Trichotillomania is a psychological condition in which the person habitually twists or pulls off his or her own hair, causing baldness in certain areas. Some persons pull out their eyelashes as well. This usually happens unconsciously and the treatment is behavioral and can start as soon as the person realizes he or she has the habbit of pulling the hair.

Tinea capitis is a fungal infection of the scalp, which can lead to hair loss in the affected areas. It is cured with oral medicine that fights the infection, after which the hair grows back.

Generalized hair loss

The most common causes of hair loss that affects the entire head equally are telogen effluvium and androgenetic hair loss.

Human hair lives for about three years and then it enters the telogen phase, in which the root of the hair weakens and the hair is ready to fall off easily. Sometimes when a shock occurs in the system, much of the hair enters the telogen phase and the shedding is more noticeable. “Shock” can mean different factors, like childbirth, sudden weight loss, fever or surgery.
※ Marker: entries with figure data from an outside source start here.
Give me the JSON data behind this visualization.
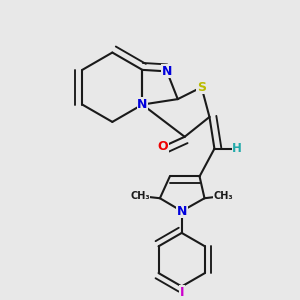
{
  "background_color": "#e8e8e8",
  "bond_color": "#1a1a1a",
  "atom_colors": {
    "N": "#0000dd",
    "O": "#ee0000",
    "S": "#bbbb00",
    "H": "#22aaaa",
    "I": "#cc00cc",
    "C": "#1a1a1a"
  },
  "lw": 1.5,
  "fs": 8.5,
  "doff": 0.085,
  "fig_w": 3.0,
  "fig_h": 3.0,
  "dpi": 100
}
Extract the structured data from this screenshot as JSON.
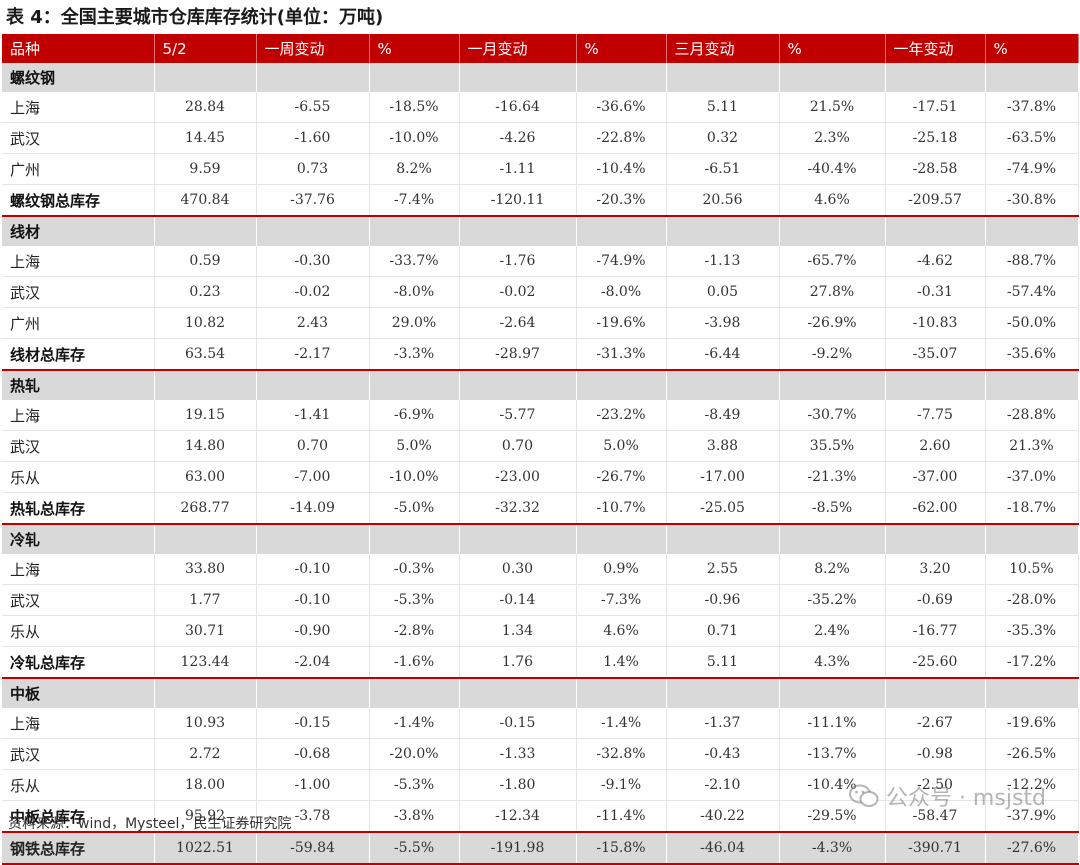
{
  "title": "表 4：全国主要城市仓库库存统计(单位：万吨)",
  "columns": [
    "品种",
    "5/2",
    "一周变动",
    "%",
    "一月变动",
    "%",
    "三月变动",
    "%",
    "一年变动",
    "%"
  ],
  "groups": [
    {
      "name": "螺纹钢",
      "rows": [
        {
          "name": "上海",
          "values": [
            "28.84",
            "-6.55",
            "-18.5%",
            "-16.64",
            "-36.6%",
            "5.11",
            "21.5%",
            "-17.51",
            "-37.8%"
          ]
        },
        {
          "name": "武汉",
          "values": [
            "14.45",
            "-1.60",
            "-10.0%",
            "-4.26",
            "-22.8%",
            "0.32",
            "2.3%",
            "-25.18",
            "-63.5%"
          ]
        },
        {
          "name": "广州",
          "values": [
            "9.59",
            "0.73",
            "8.2%",
            "-1.11",
            "-10.4%",
            "-6.51",
            "-40.4%",
            "-28.58",
            "-74.9%"
          ]
        }
      ],
      "total": {
        "name": "螺纹钢总库存",
        "values": [
          "470.84",
          "-37.76",
          "-7.4%",
          "-120.11",
          "-20.3%",
          "20.56",
          "4.6%",
          "-209.57",
          "-30.8%"
        ]
      }
    },
    {
      "name": "线材",
      "rows": [
        {
          "name": "上海",
          "values": [
            "0.59",
            "-0.30",
            "-33.7%",
            "-1.76",
            "-74.9%",
            "-1.13",
            "-65.7%",
            "-4.62",
            "-88.7%"
          ]
        },
        {
          "name": "武汉",
          "values": [
            "0.23",
            "-0.02",
            "-8.0%",
            "-0.02",
            "-8.0%",
            "0.05",
            "27.8%",
            "-0.31",
            "-57.4%"
          ]
        },
        {
          "name": "广州",
          "values": [
            "10.82",
            "2.43",
            "29.0%",
            "-2.64",
            "-19.6%",
            "-3.98",
            "-26.9%",
            "-10.83",
            "-50.0%"
          ]
        }
      ],
      "total": {
        "name": "线材总库存",
        "values": [
          "63.54",
          "-2.17",
          "-3.3%",
          "-28.97",
          "-31.3%",
          "-6.44",
          "-9.2%",
          "-35.07",
          "-35.6%"
        ]
      }
    },
    {
      "name": "热轧",
      "rows": [
        {
          "name": "上海",
          "values": [
            "19.15",
            "-1.41",
            "-6.9%",
            "-5.77",
            "-23.2%",
            "-8.49",
            "-30.7%",
            "-7.75",
            "-28.8%"
          ]
        },
        {
          "name": "武汉",
          "values": [
            "14.80",
            "0.70",
            "5.0%",
            "0.70",
            "5.0%",
            "3.88",
            "35.5%",
            "2.60",
            "21.3%"
          ]
        },
        {
          "name": "乐从",
          "values": [
            "63.00",
            "-7.00",
            "-10.0%",
            "-23.00",
            "-26.7%",
            "-17.00",
            "-21.3%",
            "-37.00",
            "-37.0%"
          ]
        }
      ],
      "total": {
        "name": "热轧总库存",
        "values": [
          "268.77",
          "-14.09",
          "-5.0%",
          "-32.32",
          "-10.7%",
          "-25.05",
          "-8.5%",
          "-62.00",
          "-18.7%"
        ]
      }
    },
    {
      "name": "冷轧",
      "rows": [
        {
          "name": "上海",
          "values": [
            "33.80",
            "-0.10",
            "-0.3%",
            "0.30",
            "0.9%",
            "2.55",
            "8.2%",
            "3.20",
            "10.5%"
          ]
        },
        {
          "name": "武汉",
          "values": [
            "1.77",
            "-0.10",
            "-5.3%",
            "-0.14",
            "-7.3%",
            "-0.96",
            "-35.2%",
            "-0.69",
            "-28.0%"
          ]
        },
        {
          "name": "乐从",
          "values": [
            "30.71",
            "-0.90",
            "-2.8%",
            "1.34",
            "4.6%",
            "0.71",
            "2.4%",
            "-16.77",
            "-35.3%"
          ]
        }
      ],
      "total": {
        "name": "冷轧总库存",
        "values": [
          "123.44",
          "-2.04",
          "-1.6%",
          "1.76",
          "1.4%",
          "5.11",
          "4.3%",
          "-25.60",
          "-17.2%"
        ]
      }
    },
    {
      "name": "中板",
      "rows": [
        {
          "name": "上海",
          "values": [
            "10.93",
            "-0.15",
            "-1.4%",
            "-0.15",
            "-1.4%",
            "-1.37",
            "-11.1%",
            "-2.67",
            "-19.6%"
          ]
        },
        {
          "name": "武汉",
          "values": [
            "2.72",
            "-0.68",
            "-20.0%",
            "-1.33",
            "-32.8%",
            "-0.43",
            "-13.7%",
            "-0.98",
            "-26.5%"
          ]
        },
        {
          "name": "乐从",
          "values": [
            "18.00",
            "-1.00",
            "-5.3%",
            "-1.80",
            "-9.1%",
            "-2.10",
            "-10.4%",
            "-2.50",
            "-12.2%"
          ]
        }
      ],
      "total": {
        "name": "中板总库存",
        "values": [
          "95.92",
          "-3.78",
          "-3.8%",
          "-12.34",
          "-11.4%",
          "-40.22",
          "-29.5%",
          "-58.47",
          "-37.9%"
        ]
      }
    }
  ],
  "grand_total": {
    "name": "钢铁总库存",
    "values": [
      "1022.51",
      "-59.84",
      "-5.5%",
      "-191.98",
      "-15.8%",
      "-46.04",
      "-4.3%",
      "-390.71",
      "-27.6%"
    ]
  },
  "source": "资料来源：wind，Mysteel，民生证券研究院",
  "watermark": "公众号 · msjstd",
  "colors": {
    "header_bg": "#c00000",
    "category_bg": "#d9d9d9",
    "divider": "#c00000"
  }
}
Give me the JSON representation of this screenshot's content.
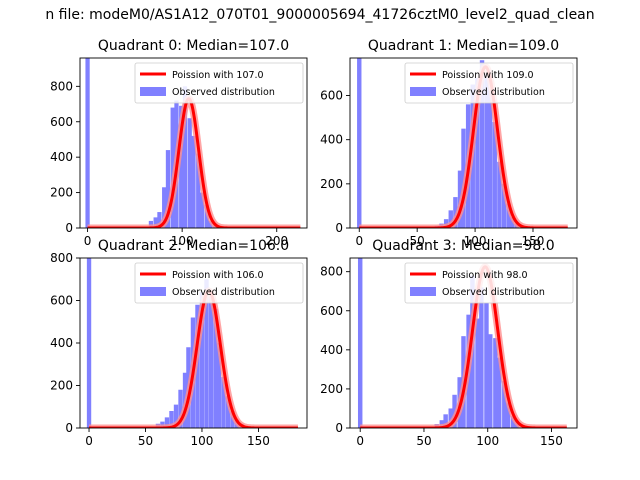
{
  "figure": {
    "suptitle": "n file: modeM0/AS1A12_070T01_9000005694_41726cztM0_level2_quad_clean"
  },
  "chart_data": [
    {
      "type": "bar+line",
      "title": "Quadrant 0: Median=107.0",
      "median": 107.0,
      "legend": [
        "Poission with 107.0",
        "Observed distribution"
      ],
      "legend_position": "top-right",
      "xlim": [
        -8,
        232
      ],
      "ylim": [
        0,
        960
      ],
      "xticks": [
        0,
        100,
        200
      ],
      "yticks": [
        0,
        200,
        400,
        600,
        800
      ],
      "bin_width": 4.5,
      "spike": {
        "x": 0,
        "count": 960
      },
      "bins": [
        [
          67,
          40
        ],
        [
          72,
          60
        ],
        [
          76,
          90
        ],
        [
          81,
          230
        ],
        [
          85,
          440
        ],
        [
          90,
          680
        ],
        [
          94,
          720
        ],
        [
          99,
          690
        ],
        [
          103,
          800
        ],
        [
          108,
          620
        ],
        [
          112,
          520
        ],
        [
          117,
          420
        ],
        [
          121,
          200
        ],
        [
          126,
          130
        ],
        [
          130,
          40
        ],
        [
          135,
          20
        ]
      ],
      "peak": 730,
      "sigma": 10.4,
      "curve_xrange": [
        0,
        225
      ]
    },
    {
      "type": "bar+line",
      "title": "Quadrant 1: Median=109.0",
      "median": 109.0,
      "legend": [
        "Poission with 109.0",
        "Observed distribution"
      ],
      "legend_position": "top-right",
      "xlim": [
        -8,
        188
      ],
      "ylim": [
        0,
        770
      ],
      "xticks": [
        0,
        50,
        100,
        150
      ],
      "yticks": [
        0,
        200,
        400,
        600
      ],
      "bin_width": 3.8,
      "spike": {
        "x": 0,
        "count": 770
      },
      "bins": [
        [
          67,
          10
        ],
        [
          71,
          20
        ],
        [
          75,
          40
        ],
        [
          79,
          80
        ],
        [
          83,
          140
        ],
        [
          87,
          260
        ],
        [
          90,
          450
        ],
        [
          94,
          560
        ],
        [
          98,
          650
        ],
        [
          102,
          680
        ],
        [
          106,
          760
        ],
        [
          110,
          700
        ],
        [
          113,
          620
        ],
        [
          117,
          480
        ],
        [
          121,
          300
        ],
        [
          125,
          200
        ],
        [
          129,
          110
        ],
        [
          132,
          50
        ],
        [
          136,
          20
        ]
      ],
      "peak": 730,
      "sigma": 10.4,
      "curve_xrange": [
        0,
        180
      ]
    },
    {
      "type": "bar+line",
      "title": "Quadrant 2: Median=106.0",
      "median": 106.0,
      "legend": [
        "Poission with 106.0",
        "Observed distribution"
      ],
      "legend_position": "top-right",
      "xlim": [
        -8,
        193
      ],
      "ylim": [
        0,
        800
      ],
      "xticks": [
        0,
        50,
        100,
        150
      ],
      "yticks": [
        0,
        200,
        400,
        600,
        800
      ],
      "bin_width": 3.85,
      "spike": {
        "x": 0,
        "count": 800
      },
      "bins": [
        [
          61,
          20
        ],
        [
          65,
          30
        ],
        [
          69,
          50
        ],
        [
          73,
          80
        ],
        [
          77,
          110
        ],
        [
          81,
          180
        ],
        [
          85,
          260
        ],
        [
          88,
          380
        ],
        [
          92,
          520
        ],
        [
          96,
          580
        ],
        [
          100,
          640
        ],
        [
          104,
          700
        ],
        [
          108,
          620
        ],
        [
          112,
          560
        ],
        [
          115,
          400
        ],
        [
          119,
          240
        ],
        [
          123,
          150
        ],
        [
          127,
          80
        ],
        [
          131,
          40
        ],
        [
          135,
          20
        ]
      ],
      "peak": 645,
      "sigma": 10.3,
      "curve_xrange": [
        0,
        185
      ]
    },
    {
      "type": "bar+line",
      "title": "Quadrant 3: Median=98.0",
      "median": 98.0,
      "legend": [
        "Poission with 98.0",
        "Observed distribution"
      ],
      "legend_position": "top-right",
      "xlim": [
        -8,
        170
      ],
      "ylim": [
        0,
        870
      ],
      "xticks": [
        0,
        50,
        100,
        150
      ],
      "yticks": [
        0,
        200,
        400,
        600,
        800
      ],
      "bin_width": 3.5,
      "spike": {
        "x": 0,
        "count": 870
      },
      "bins": [
        [
          60,
          20
        ],
        [
          64,
          40
        ],
        [
          67,
          70
        ],
        [
          71,
          100
        ],
        [
          74,
          170
        ],
        [
          78,
          260
        ],
        [
          81,
          470
        ],
        [
          85,
          580
        ],
        [
          88,
          780
        ],
        [
          92,
          560
        ],
        [
          95,
          720
        ],
        [
          99,
          640
        ],
        [
          102,
          480
        ],
        [
          106,
          460
        ],
        [
          109,
          360
        ],
        [
          113,
          240
        ],
        [
          116,
          130
        ],
        [
          120,
          60
        ],
        [
          123,
          30
        ]
      ],
      "peak": 825,
      "sigma": 9.9,
      "curve_xrange": [
        0,
        162
      ]
    }
  ],
  "colors": {
    "bars": "#8080ff",
    "curve": "#ff0000",
    "curve_glow": "#ff9090"
  }
}
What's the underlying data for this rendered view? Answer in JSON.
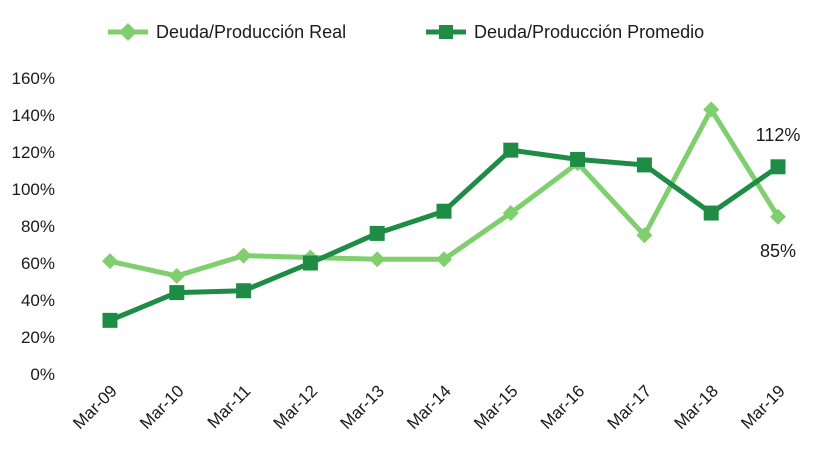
{
  "chart_data": {
    "type": "line",
    "categories": [
      "Mar-09",
      "Mar-10",
      "Mar-11",
      "Mar-12",
      "Mar-13",
      "Mar-14",
      "Mar-15",
      "Mar-16",
      "Mar-17",
      "Mar-18",
      "Mar-19"
    ],
    "series": [
      {
        "name": "Deuda/Producción Real",
        "color": "#7fcf6f",
        "marker": "diamond",
        "values": [
          61,
          53,
          64,
          63,
          62,
          62,
          87,
          114,
          75,
          143,
          85
        ]
      },
      {
        "name": "Deuda/Producción Promedio",
        "color": "#1e8c45",
        "marker": "square",
        "values": [
          29,
          44,
          45,
          60,
          76,
          88,
          121,
          116,
          113,
          87,
          112
        ]
      }
    ],
    "ylim": [
      0,
      160
    ],
    "yticks": [
      "0%",
      "20%",
      "40%",
      "60%",
      "80%",
      "100%",
      "120%",
      "140%",
      "160%"
    ],
    "title": "",
    "xlabel": "",
    "ylabel": "",
    "grid": false,
    "legend_position": "top",
    "annotations": {
      "promedio_last": "112%",
      "real_last": "85%"
    }
  }
}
No special treatment is needed for this type of hair loss, it just requires patience until the hair enters the normal rhythm.

Androgenetic alopecia is basically the “common baldness”. It happens to both women and men once they reach certain age, although men usually lose more hair and more visibly.

The causers for common baldness combine hormones and genetics. Some men lose almost all of their hair while in others the hair just gets thinner. Adolescent boys start developing a receding hairline, usually M-shaped.

Frequent shampooing or wearing long hair does not cause baldness. It is a myth that men inherit baldness from their maternal male relatives. Genes do play a role, but the gene does not necessarily come from the mother’s side.